"Crappie have been on fire the last three weeks at High Rock, Tuckertown, Badin and Tillery," said guide Maynard Edwards of Lexington. "The surprising thing, too, is they can be caught just about anywhere on the lakes and any way you want to fish for them."
Those techniques include casting small artificial lures at banks, tight-line trolling and long-line trolling minnows and jigs or only jigs.
"When we tight line, people pull lures from 12-, 14- or 20-feet deep," said Edwards (336-247-1287). "Instead of jigs or minnows, some long-line trollers are using small crankbaits and trolling from .6 to 1 mph."
Another favorite crappie tactic is casting 1/16-ounce Roadrunners at shoreline banks.
"We went to Tuckertown Lake recently and cast 1/16-ounce Roadrunners at the banks for crappie but caught 12 to 14 largemouth bass weighing from 2 to 4½ pounds," Edwards said. "They were probably males, although we couldn't see the (bass) fry they were guarding."

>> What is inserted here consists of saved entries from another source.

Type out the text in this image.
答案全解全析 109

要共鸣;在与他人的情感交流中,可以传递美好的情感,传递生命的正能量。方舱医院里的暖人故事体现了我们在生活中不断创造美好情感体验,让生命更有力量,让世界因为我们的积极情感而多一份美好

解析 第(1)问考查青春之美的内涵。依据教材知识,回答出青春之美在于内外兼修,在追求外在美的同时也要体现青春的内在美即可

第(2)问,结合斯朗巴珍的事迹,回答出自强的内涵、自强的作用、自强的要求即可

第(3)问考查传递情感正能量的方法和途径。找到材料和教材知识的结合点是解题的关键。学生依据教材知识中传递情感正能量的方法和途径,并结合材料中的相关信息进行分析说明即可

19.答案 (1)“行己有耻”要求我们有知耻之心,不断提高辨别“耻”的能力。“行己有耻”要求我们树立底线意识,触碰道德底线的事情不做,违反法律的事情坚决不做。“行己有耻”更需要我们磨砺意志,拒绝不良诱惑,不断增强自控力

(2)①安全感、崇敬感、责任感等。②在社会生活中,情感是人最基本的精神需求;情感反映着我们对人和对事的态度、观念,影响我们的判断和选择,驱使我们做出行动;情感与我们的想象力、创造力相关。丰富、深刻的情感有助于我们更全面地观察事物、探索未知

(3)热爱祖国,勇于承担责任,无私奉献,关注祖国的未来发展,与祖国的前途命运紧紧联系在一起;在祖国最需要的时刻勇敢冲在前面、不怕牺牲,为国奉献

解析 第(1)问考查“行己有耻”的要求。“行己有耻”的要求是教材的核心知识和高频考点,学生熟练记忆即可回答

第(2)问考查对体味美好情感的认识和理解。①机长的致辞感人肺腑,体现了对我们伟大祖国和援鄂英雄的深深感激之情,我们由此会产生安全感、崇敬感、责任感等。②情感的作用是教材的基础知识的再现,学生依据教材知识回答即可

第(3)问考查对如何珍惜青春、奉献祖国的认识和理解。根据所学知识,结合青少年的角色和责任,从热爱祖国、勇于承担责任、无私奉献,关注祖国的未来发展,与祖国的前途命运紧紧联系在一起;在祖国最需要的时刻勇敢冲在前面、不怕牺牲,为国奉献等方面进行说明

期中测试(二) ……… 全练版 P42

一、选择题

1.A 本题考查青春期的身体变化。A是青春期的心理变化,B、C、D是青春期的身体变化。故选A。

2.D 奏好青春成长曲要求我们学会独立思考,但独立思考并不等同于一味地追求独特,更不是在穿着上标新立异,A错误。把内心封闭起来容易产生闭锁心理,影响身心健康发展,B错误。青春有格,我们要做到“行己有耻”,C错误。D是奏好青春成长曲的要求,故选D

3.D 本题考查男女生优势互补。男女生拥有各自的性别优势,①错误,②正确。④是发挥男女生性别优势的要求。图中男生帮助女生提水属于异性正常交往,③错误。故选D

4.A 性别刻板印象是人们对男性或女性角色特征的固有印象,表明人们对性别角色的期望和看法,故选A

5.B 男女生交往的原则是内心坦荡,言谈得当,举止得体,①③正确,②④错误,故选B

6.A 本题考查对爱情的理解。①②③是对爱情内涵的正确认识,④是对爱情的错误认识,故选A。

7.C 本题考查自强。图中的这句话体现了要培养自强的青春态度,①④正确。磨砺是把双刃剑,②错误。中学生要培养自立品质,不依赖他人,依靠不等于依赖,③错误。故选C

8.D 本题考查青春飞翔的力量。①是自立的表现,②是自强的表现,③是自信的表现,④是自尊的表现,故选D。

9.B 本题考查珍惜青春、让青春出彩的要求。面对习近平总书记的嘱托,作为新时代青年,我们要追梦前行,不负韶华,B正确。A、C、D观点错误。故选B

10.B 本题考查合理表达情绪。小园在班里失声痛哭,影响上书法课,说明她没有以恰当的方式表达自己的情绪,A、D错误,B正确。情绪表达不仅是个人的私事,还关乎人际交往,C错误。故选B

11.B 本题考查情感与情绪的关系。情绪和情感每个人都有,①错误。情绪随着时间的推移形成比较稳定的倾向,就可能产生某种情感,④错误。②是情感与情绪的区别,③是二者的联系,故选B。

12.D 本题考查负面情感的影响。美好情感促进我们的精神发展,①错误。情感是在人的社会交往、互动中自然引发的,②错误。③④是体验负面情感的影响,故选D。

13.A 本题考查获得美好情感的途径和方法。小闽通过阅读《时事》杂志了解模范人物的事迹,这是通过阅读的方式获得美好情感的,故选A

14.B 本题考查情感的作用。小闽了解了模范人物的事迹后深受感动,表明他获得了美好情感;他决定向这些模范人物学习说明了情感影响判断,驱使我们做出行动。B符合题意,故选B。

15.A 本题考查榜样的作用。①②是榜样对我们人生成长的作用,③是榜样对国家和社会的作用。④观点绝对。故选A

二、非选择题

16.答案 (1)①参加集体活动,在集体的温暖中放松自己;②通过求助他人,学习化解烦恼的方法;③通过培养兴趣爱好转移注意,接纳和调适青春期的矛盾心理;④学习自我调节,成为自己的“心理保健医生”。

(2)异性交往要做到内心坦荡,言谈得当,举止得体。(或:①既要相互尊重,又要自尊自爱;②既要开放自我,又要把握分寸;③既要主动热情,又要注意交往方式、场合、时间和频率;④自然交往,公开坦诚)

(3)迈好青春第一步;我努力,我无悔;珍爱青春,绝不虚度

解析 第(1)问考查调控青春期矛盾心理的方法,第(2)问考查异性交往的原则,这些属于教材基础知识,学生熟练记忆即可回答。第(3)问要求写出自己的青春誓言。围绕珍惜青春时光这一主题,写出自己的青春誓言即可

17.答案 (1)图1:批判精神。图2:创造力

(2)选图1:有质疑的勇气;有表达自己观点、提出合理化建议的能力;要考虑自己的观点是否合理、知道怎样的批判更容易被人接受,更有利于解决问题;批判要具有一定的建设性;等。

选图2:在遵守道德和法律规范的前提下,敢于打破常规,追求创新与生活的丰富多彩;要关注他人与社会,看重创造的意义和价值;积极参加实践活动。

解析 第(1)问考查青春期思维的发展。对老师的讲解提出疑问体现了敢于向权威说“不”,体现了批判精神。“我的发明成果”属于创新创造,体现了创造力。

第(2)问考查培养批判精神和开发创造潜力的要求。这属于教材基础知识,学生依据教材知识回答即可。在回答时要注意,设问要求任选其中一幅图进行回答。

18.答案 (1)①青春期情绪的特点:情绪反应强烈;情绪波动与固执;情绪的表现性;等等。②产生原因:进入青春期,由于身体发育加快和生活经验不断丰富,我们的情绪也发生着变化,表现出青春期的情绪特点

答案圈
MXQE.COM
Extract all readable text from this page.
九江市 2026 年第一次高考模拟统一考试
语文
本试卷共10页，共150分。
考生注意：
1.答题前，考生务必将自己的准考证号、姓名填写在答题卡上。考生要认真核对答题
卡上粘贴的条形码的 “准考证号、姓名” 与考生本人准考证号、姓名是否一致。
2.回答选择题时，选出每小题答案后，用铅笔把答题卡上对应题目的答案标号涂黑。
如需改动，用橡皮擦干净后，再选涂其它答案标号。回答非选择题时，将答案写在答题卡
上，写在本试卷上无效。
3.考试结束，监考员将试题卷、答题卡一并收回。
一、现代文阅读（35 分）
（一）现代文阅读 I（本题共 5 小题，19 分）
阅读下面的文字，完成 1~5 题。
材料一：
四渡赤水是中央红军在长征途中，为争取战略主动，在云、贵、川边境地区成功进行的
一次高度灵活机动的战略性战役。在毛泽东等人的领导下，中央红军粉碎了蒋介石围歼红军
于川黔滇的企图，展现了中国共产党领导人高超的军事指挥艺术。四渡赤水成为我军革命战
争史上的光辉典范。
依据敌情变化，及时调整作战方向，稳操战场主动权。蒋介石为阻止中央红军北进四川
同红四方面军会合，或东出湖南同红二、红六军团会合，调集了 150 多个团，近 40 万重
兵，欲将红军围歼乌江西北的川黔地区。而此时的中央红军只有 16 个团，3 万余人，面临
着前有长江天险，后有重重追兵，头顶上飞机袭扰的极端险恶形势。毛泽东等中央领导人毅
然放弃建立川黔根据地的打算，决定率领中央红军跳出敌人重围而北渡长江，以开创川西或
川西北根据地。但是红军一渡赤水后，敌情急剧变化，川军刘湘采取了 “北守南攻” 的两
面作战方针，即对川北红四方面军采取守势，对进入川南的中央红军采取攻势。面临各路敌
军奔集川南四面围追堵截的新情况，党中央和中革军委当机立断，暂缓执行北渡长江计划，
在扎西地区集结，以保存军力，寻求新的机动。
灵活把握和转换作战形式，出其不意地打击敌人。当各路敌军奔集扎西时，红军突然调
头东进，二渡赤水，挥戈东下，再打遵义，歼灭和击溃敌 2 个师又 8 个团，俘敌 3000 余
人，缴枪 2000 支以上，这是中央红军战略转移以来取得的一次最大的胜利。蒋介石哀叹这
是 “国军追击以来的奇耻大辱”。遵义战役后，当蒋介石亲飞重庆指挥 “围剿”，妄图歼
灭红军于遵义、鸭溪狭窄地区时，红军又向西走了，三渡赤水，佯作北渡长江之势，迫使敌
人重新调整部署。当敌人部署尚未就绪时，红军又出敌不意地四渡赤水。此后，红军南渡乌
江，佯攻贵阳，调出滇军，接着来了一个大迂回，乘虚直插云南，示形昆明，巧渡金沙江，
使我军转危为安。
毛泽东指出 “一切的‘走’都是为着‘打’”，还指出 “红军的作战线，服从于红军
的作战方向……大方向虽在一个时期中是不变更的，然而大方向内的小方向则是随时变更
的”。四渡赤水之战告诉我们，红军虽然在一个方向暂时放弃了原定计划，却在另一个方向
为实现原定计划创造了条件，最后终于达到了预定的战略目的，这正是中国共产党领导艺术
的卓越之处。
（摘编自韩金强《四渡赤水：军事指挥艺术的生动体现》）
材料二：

In the past Edwards also had caught striped bass during May in shallow water throwing Roadrunners.
"We didn't catch any stripers, but it just blew me away how shallow the bass were," he said. "We also caught crappie. The bass have been on fire at Badin and Tuckertown the last two weeks."
Edwards said 50 percent of the crappie have been keeper sizes from 8 to 12 inches in length.
"You can catch 100 crappie in a day, but the keeper limit is 20 crappie per person of at least eight inches in length," he said.
Badin Lake has the best current Yadkin lakes bass bite.
"They're hitting everything - topwater lures, Senkos, spinnerbaits, anything you want to throw, and they seem to be post-spawn," Edwards said. "We caught a 4-pounder two weeks ago and her tail had been ground off a bit, but it was completely healed. She was a really healthy fish, another sign the spawn has been over for a few weeks."
Favorite casting targets are secondary points in feeder creeks and coves along with shallow flats and docks.